As if in response to your mention of his name, the earth trembles, and a batlike wing and tentacled maw crest the top of a tall building nearby.
“Gimme gimme gimme,” you say, cupping your hands below Kimball’s.
And then this weird thing happens. Kimball starts looking a tiny bit transparent.
“I don’t understand,” Kimball says. “I’m trying to give you the bracelet.” He continues to fade from view.
“Dammit, Kimball!” you say. “This is a terrible time to become intangible!”
09 Jul 2021
Today’s prompt: “Imagine that you were unable to speak for a year. What would you do to communicate, and what impact would it have on your relationships? What would you be saving up to say at the end of the year?”
Your immediate family and your best friend take the time to learn ASL after the freak curse plunges you into a year of silence. You’re grateful for that. It takes a while to get reasonably fluent, and a while after that to be truly expressive with your gestures, but after a few months you’re able to crack jokes in ASL that have your best friend laughing uproariously. The people at other tables in the restaurant stare daggers at you as he howls at your silent jokes.
Most of your friends don’t bother to learn, though, or only pick up on a few words here and there. And besides that, there’s all those conversations you need to have with strangers – giving your order to the guy behind the meat counter, or asking the woman in the parking lot if she can help jump start your car. You always keep a pad of paper and a pen around for that.
In some ways, it’s nice that it happened this year. Half your work conversations would have been happening over Teams anyway.
You don’t save up anything to say. Why should you? If it’s important, you sign it. You write it. You text it. Whatever. If it’s not important, it’s usually forgotten in few days anyway. Besides, one of the easiest ASL signs to make is “I love you.” And something about being cursed reminds you that you’re lucky to have every day. So you say that a lot.
You are nearing the end of the year, though.

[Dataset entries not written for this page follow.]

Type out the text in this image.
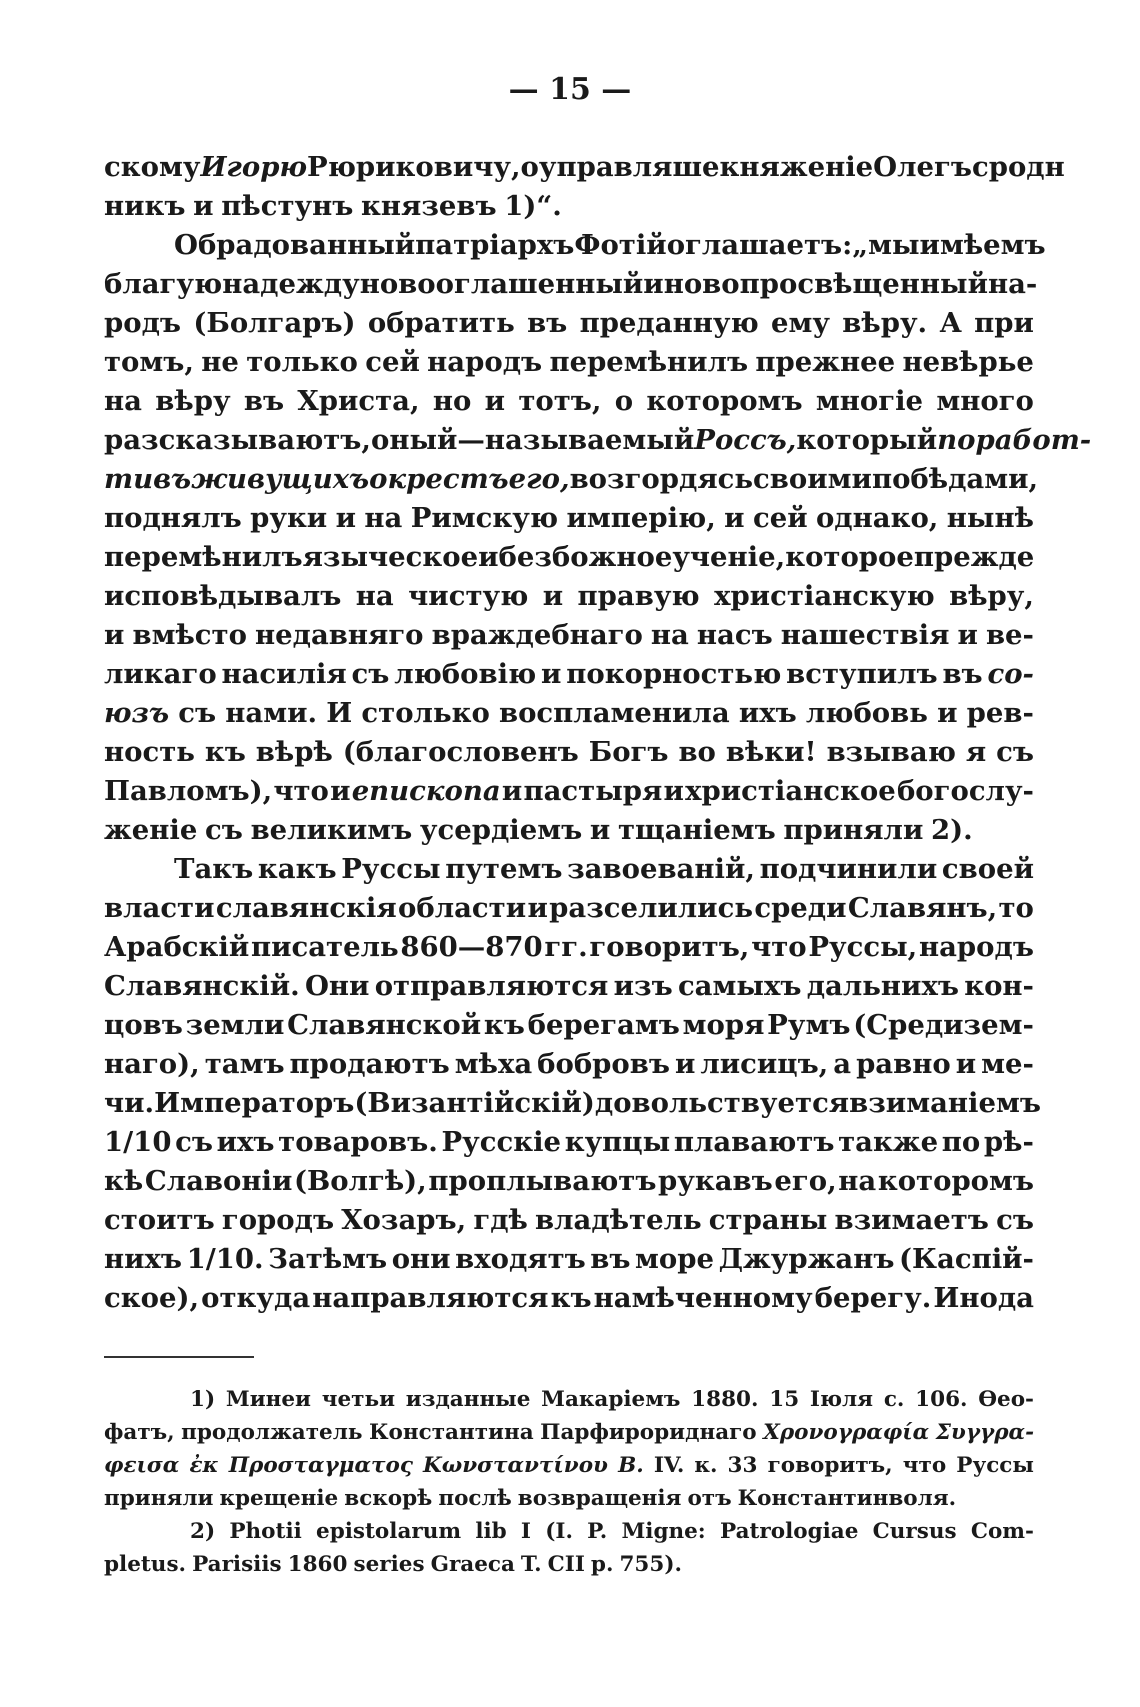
— 15 —
скому Игорю Рюриковичу, оуправляше княженіе Олегъ сродн
никъ и пѣстунъ князевъ 1)“.
Обрадованный патріархъ Фотій оглашаетъ: „мы имѣемъ
благую надежду новооглашенный и новопросвѣщенный на-
родъ (Болгаръ) обратить въ преданную ему вѣру. А при
томъ, не только сей народъ перемѣнилъ прежнее невѣрье
на вѣру въ Христа, но и тотъ, о которомъ многіе много
разсказываютъ, оный — называемый Россъ, который поработ-
тивъ живущихъ окрестъ его, возгордясь своими побѣдами,
поднялъ руки и на Римскую имперію, и сей однако, нынѣ
перемѣнилъ языческое и безбожное ученіе, которое прежде
исповѣдывалъ на чистую и правую христіанскую вѣру,
и вмѣсто недавняго враждебнаго на насъ нашествія и ве-
ликаго насилія съ любовію и покорностью вступилъ въ со-
юзъ съ нами. И столько воспламенила ихъ любовь и рев-
ность къ вѣрѣ (благословенъ Богъ во вѣки! взываю я съ
Павломъ), что и епископа и пастыря и христіанское богослу-
женіе съ великимъ усердіемъ и тщаніемъ приняли 2).
Такъ какъ Руссы путемъ завоеваній, подчинили своей
власти славянскія области и разселились среди Славянъ, то
Арабскій писатель 860—870 гг. говоритъ, что Руссы, народъ
Славянскій. Они отправляются изъ самыхъ дальнихъ кон-
цовъ земли Славянской къ берегамъ моря Румъ (Средизем-
наго), тамъ продаютъ мѣха бобровъ и лисицъ, а равно и ме-
чи. Императоръ (Византійскій) довольствуется взиманіемъ
1/10 съ ихъ товаровъ. Русскіе купцы плаваютъ также по рѣ-
кѣ Славоніи (Волгѣ), проплываютъ рукавъ его, на которомъ
стоитъ городъ Хозаръ, гдѣ владѣтель страны взимаетъ съ
нихъ 1/10. Затѣмъ они входятъ въ море Джуржанъ (Каспій-
ское), откуда направляются къ намѣченному берегу. Инода
1) Минеи четьи изданные Макаріемъ 1880. 15 Іюля с. 106. Өео-
фатъ, продолжатель Константина Парфирориднаго Χρονογραφία Συγγρα-
φεισα ἐκ Προσταγματος Κωνσταντίνου Β. IV. к. 33 говоритъ, что Руссы
приняли крещеніе вскорѣ послѣ возвращенія отъ Константинволя.
2) Photii epistolarum lib I (I. P. Migne: Patrologiae Cursus Com-
pletus. Parisiis 1860 series Graeca T. CII p. 755).
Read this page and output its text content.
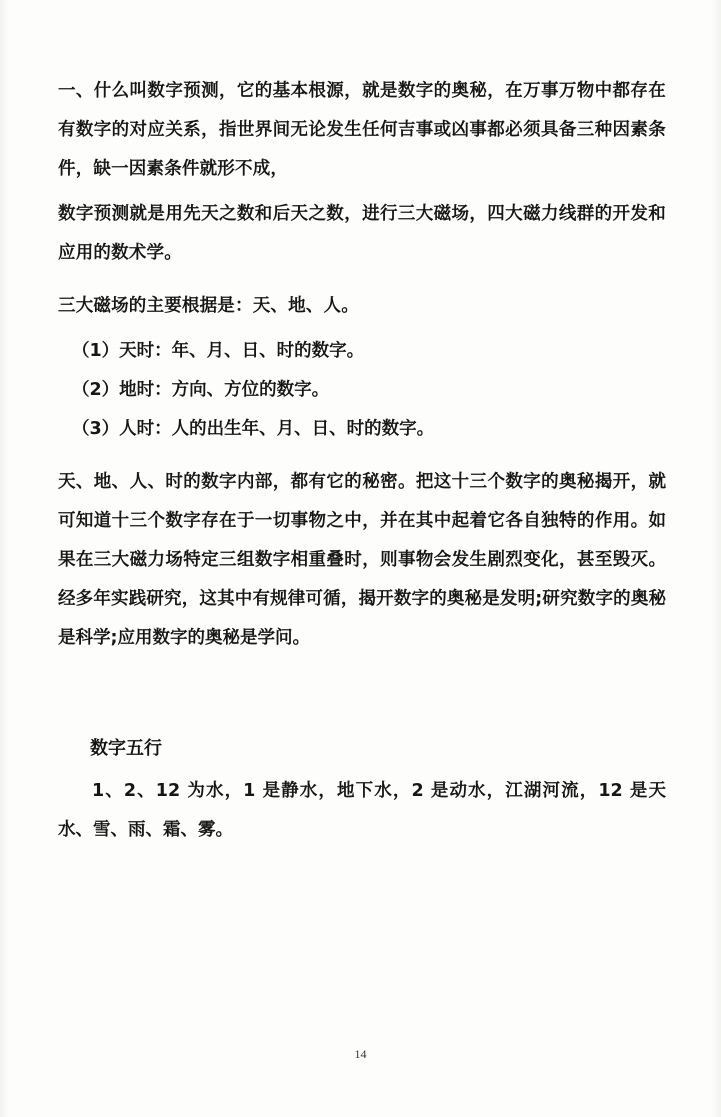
一、什么叫数字预测，它的基本根源，就是数字的奥秘，在万事万物中都存在有数字的对应关系，指世界间无论发生任何吉事或凶事都必须具备三种因素条件，缺一因素条件就形不成，

数字预测就是用先天之数和后天之数，进行三大磁场，四大磁力线群的开发和应用的数术学。

三大磁场的主要根据是：天、地、人。

（1）天时：年、月、日、时的数字。

（2）地时：方向、方位的数字。

（3）人时：人的出生年、月、日、时的数字。

天、地、人、时的数字内部，都有它的秘密。把这十三个数字的奥秘揭开，就可知道十三个数字存在于一切事物之中，并在其中起着它各自独特的作用。如果在三大磁力场特定三组数字相重叠时，则事物会发生剧烈变化，甚至毁灭。经多年实践研究，这其中有规律可循，揭开数字的奥秘是发明;研究数字的奥秘是科学;应用数字的奥秘是学问。

数字五行

1、2、12 为水，1 是静水，地下水，2 是动水，江湖河流，12 是天水、雪、雨、霜、雾。

14
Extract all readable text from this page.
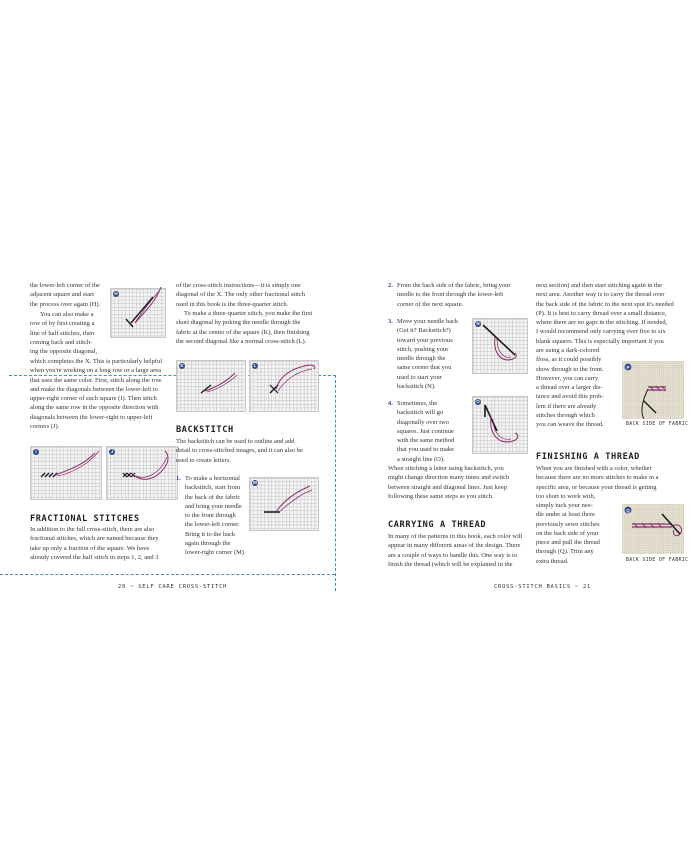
the lower-left corner of the
adjacent square and start
the process over again (H).
You can also make a
row of by first creating a
line of half stitches, then
coming back and stitch-
ing the opposite diagonal,
which completes the X. This is particularly helpful
when you're working on a long row or a large area
that uses the same color. First, stitch along the row
and make the diagonals between the lower-left to
upper-right corner of each square (I). Then stitch
along the same row in the opposite direction with
diagonals between the lower-right to upper-left
corners (J).
H
I	J
FRACTIONAL STITCHES
In addition to the full cross-stitch, there are also
fractional stitches, which are named because they
take up only a fraction of the square. We have
already covered the half stitch in steps 1, 2, and 3
of the cross-stitch instructions—it is simply one
diagonal of the X. The only other fractional stitch
used in this book is the three-quarter stitch.
To make a three-quarter stitch, you make the first
short diagonal by poking the needle through the
fabric at the center of the square (K), then finishing
the second diagonal like a normal cross-stitch (L).
K	L
BACKSTITCH
The backstitch can be used to outline and add
detail to cross-stitched images, and it can also be
used to create letters.
1. To make a horizontal
backstitch, start from
the back of the fabric
and bring your needle
to the front through
the lower-left corner.
Bring it to the back
again through the
lower-right corner (M).
M
20 ~ SELF CARE CROSS-STITCH
2. From the back side of the fabric, bring your
needle to the front through the lower-left
corner of the next square.
3. Move your needle back
(Get it? Backstitch?)
toward your previous
stitch, pushing your
needle through the
same corner that you
used to start your
backstitch (N).
N
4. Sometimes, the
backstitch will go
diagonally over two
squares. Just continue
with the same method
that you used to make
a straight line (O).
O
When stitching a letter using backstitch, you
might change direction many times and switch
between straight and diagonal lines. Just keep
following these same steps as you stitch.
CARRYING A THREAD
In many of the patterns in this book, each color will
appear in many different areas of the design. There
are a couple of ways to handle this. One way is to
finish the thread (which will be explained in the
next section) and then start stitching again in the
next area. Another way is to carry the thread over
the back side of the fabric to the next spot it's needed
(P). It is best to carry thread over a small distance,
where there are no gaps in the stitching. If needed,
I would recommend only carrying over five to six
blank squares. This is especially important if you
are using a dark-colored
floss, as it could possibly
show through to the front.
However, you can carry
a thread over a larger dis-
tance and avoid this prob-
lem if there are already
stitches through which
you can weave the thread.
P
BACK SIDE OF FABRIC
FINISHING A THREAD
When you are finished with a color, whether
because there are no more stitches to make in a
specific area, or because your thread is getting
too short to work with,
simply tuck your nee-
dle under at least three
previously sewn stitches
on the back side of your
piece and pull the thread
through (Q). Trim any
extra thread.
Q
BACK SIDE OF FABRIC
CROSS-STITCH BASICS ~ 21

You haven’t saved up anything to say, but you’ve been thinking about what you might do anyway. Maybe sing a song? You’re thinking Roar by Katy Perry.
Unfortunately, you never make it to the end of the year. It turns out that, much like the ASL for Cthulhu is much more difficult than simply waggling your fingers under your chin like little tentacles, the sign for Shub-Niggurath involves way, way more than the simple signs for black, goat, woods, 1000, and young. It is, in fact, so wildly convoluted that you sprained your foot and caught your sleeve in a nearby tree.